With one line, Lady Macbeth convinces her husband to commit regicide and grasp the fate that he has been told by the witches will be his. Typically, this line plays on ideas of masculinity, shaming Macbeth into action for, without action, he is not really a man. (Whatever that means.) In Norris’s adaptation, there is a heightened desperation in this line that moves it on from just being a simple put-down about Macbeth’s virility to something more about Macbeth’s place in this desperate civil war where, as his wife, Lady Macbeth can only do so much herself. Knowing this, her power and ultimately her downfall is her sexuality and her manipulation of the man who loves her.



Children are always significant in any adaptation of Macbeth whether in their existence or absence. Always in their deaths. Norris’s Macbeth is no different. From Act 4 Scene 2 and the murder of Lady Macduff and her children to the childlessness of Macbeth and his wife to the corpses of babies set upon spikes on the ramp, children in this play are in stark contrast to world they live in. It is interesting to think of modern conflicts and the children that must live and attempt to survive in war-zones. The suffering that real-life children go through whether it be locking them in cages on the North American/Mexican border or releasing chlorine gas over their homes in the Middle East, women and children most frequently are the victims of the machinations of men. While in Macbeth, it is not said whether or not Lady Macduff is raped before her death (although as she dies off stage, it may be implied), in many countries worldwide, women are used as bargaining chips and sexual objects in the conflicts of men. Take the Boko Haram girls of Nigeria for instance who are kidnapped, raped and married off to jihadi soldiers in the hundreds.

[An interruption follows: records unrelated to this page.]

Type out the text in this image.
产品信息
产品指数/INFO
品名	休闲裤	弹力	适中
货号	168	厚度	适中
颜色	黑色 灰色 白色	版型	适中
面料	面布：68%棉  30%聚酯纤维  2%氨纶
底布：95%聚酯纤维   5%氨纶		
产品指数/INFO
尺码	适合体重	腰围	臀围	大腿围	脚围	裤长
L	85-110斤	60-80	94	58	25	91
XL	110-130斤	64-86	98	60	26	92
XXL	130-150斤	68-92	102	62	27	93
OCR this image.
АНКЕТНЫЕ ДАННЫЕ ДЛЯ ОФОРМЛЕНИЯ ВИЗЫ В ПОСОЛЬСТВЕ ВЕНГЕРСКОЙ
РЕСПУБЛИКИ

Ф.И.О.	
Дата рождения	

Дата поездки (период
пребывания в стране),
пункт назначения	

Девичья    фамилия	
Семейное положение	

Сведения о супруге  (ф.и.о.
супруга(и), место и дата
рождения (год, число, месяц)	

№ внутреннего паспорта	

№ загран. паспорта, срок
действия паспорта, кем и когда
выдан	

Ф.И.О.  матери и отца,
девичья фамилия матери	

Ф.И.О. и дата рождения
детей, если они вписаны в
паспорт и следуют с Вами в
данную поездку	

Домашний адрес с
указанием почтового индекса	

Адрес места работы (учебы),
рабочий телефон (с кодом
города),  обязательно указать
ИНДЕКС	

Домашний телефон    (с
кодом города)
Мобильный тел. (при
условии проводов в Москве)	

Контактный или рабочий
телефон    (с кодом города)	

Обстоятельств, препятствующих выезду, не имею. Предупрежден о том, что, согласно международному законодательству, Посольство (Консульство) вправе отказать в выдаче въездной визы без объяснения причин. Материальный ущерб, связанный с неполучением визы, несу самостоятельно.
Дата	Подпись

In Norris’s Macbeth, it is hard not to see Lady Macduff and her children as representative of all those who suffer for the sake of their fathers, brothers and husbands in predominantly male wars.



It is rare for me to criticise any work done by the National Theatre and today is no different. Norris’s Macbeth is a dark and eerily modern nightmare that resembles our new, terrifying forms of conflict. We may not fight in kilts on horseback anymore but the central threads remain the same. Ambition kills, nightmares are real and the modern war-zone rages on.